Gone - Michael Grant
Reading Challenge Category: a book that has more than 500 pages
In the blink of an eye, everyone disappears. Gone. Except for the young. There are teens, but not one single adult. Just as suddenly, there are no phones, no internet, no television. No way to get help. And no way to figure out what's happened. Hunger threatens. Bullies rule. A sinister creature lurks. Animals are mutating. And the teens themselves are changing, developing new talents—unimaginable, dangerous, deadly powers—that grow stronger by the day. It's a terrifying new world. Sides are being chosen, a fight is shaping up. Townies against rich kids. Bullies against the weak. Powerful against powerless. And time is running out: on your birthday, you disappear just like everyone else. . . . Michael Grant's Gone has been praised for its compelling storytelling, multidimensional characters, and multiple points of view.
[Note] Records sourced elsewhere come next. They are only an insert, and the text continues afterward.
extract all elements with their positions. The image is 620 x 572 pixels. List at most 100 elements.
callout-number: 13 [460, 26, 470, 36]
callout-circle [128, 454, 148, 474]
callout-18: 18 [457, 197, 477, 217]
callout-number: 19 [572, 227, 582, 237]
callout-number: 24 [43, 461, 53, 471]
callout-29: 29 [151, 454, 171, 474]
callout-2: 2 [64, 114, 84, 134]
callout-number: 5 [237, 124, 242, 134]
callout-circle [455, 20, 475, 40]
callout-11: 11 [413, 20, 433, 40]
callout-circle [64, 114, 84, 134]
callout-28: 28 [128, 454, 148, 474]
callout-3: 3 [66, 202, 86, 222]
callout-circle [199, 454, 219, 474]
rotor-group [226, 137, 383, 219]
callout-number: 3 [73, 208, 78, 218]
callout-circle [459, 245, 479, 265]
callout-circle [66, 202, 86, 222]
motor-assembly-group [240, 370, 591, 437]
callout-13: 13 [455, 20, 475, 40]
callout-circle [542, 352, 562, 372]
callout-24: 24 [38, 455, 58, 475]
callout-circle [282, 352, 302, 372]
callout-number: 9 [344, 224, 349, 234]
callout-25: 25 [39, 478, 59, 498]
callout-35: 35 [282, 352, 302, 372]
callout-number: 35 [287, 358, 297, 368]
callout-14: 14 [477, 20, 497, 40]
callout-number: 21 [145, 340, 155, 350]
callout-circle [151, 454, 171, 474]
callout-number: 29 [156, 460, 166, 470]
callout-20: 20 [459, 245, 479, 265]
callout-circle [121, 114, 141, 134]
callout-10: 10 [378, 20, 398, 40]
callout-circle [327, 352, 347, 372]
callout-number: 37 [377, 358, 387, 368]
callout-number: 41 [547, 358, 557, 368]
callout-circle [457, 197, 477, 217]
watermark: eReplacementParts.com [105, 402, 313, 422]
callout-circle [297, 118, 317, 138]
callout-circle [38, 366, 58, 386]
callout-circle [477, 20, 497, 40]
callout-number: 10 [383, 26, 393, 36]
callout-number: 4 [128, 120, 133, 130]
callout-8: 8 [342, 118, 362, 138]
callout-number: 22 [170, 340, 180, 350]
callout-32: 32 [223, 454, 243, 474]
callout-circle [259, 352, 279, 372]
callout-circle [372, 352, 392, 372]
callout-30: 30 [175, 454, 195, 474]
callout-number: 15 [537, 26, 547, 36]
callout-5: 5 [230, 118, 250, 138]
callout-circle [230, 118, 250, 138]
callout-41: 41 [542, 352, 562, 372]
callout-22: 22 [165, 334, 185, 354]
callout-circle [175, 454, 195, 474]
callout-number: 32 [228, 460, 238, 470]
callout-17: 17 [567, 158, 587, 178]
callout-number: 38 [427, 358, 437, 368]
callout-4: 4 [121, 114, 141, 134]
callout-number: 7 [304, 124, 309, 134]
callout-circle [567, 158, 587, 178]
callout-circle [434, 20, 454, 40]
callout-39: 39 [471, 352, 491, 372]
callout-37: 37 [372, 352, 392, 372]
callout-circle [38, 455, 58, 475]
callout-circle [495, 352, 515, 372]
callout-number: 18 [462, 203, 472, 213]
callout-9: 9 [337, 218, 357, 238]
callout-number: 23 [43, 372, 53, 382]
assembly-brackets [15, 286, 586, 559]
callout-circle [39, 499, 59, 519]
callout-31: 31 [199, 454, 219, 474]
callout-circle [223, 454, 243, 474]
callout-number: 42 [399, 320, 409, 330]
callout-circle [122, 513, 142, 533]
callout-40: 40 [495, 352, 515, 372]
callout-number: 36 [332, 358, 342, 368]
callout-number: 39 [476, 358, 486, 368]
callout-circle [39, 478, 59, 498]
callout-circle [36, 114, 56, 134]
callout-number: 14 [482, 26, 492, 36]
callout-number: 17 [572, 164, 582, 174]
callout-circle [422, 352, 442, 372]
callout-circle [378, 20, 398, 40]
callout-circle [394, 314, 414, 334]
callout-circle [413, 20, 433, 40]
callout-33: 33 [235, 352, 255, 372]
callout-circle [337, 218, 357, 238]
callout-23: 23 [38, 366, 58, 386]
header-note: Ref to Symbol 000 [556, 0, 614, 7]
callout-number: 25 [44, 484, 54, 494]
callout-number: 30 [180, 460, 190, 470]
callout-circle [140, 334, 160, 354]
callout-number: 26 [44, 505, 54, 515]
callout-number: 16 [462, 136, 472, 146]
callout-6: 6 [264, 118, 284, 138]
I decided to read this as my last reading challenge book, of a book with more than 500 pages after giving up on ‘Outlander by Diana Gabaldon’. I initially requested a sample from Amazon to see how I got on. I was hooked after page two! I couldn’t stop reading, and before I knew it, I’d finished the sample and had purchased the book. It did get a little strange after the ‘sample section’ and wasn’t what I’d been expecting. This is definitely a cross between ‘Lord of the Flies’, ‘The Dome’ and I think ‘The Vampire Diaries’ (the book versions). Before I started reading this book, I checked to see if it was suitable for an old git like myself (I’m ahem cough 40). With it being a young adult fiction book I didn’t want to get caught up in a ‘youngsters’ book. Some of the reviews said that this ranged for ages ten up. I certainly don’t think this is suitable for any 10-year-old as there are some terrifying moments in it, where even my heart was racing. For a 10-year-old I think it would cause nightmares. This was undeniably a very different book from what I had been expecting to read but I thoroughly enjoyed it, and I can’t wait to read book two. It was very well written, I suppose in a quite simple manner due to it being for the younger audience which made it an effortless read. Nonetheless, it had a lot going on, and you were kept wondering what was going to happen to the protagonist, Sam, right until the end.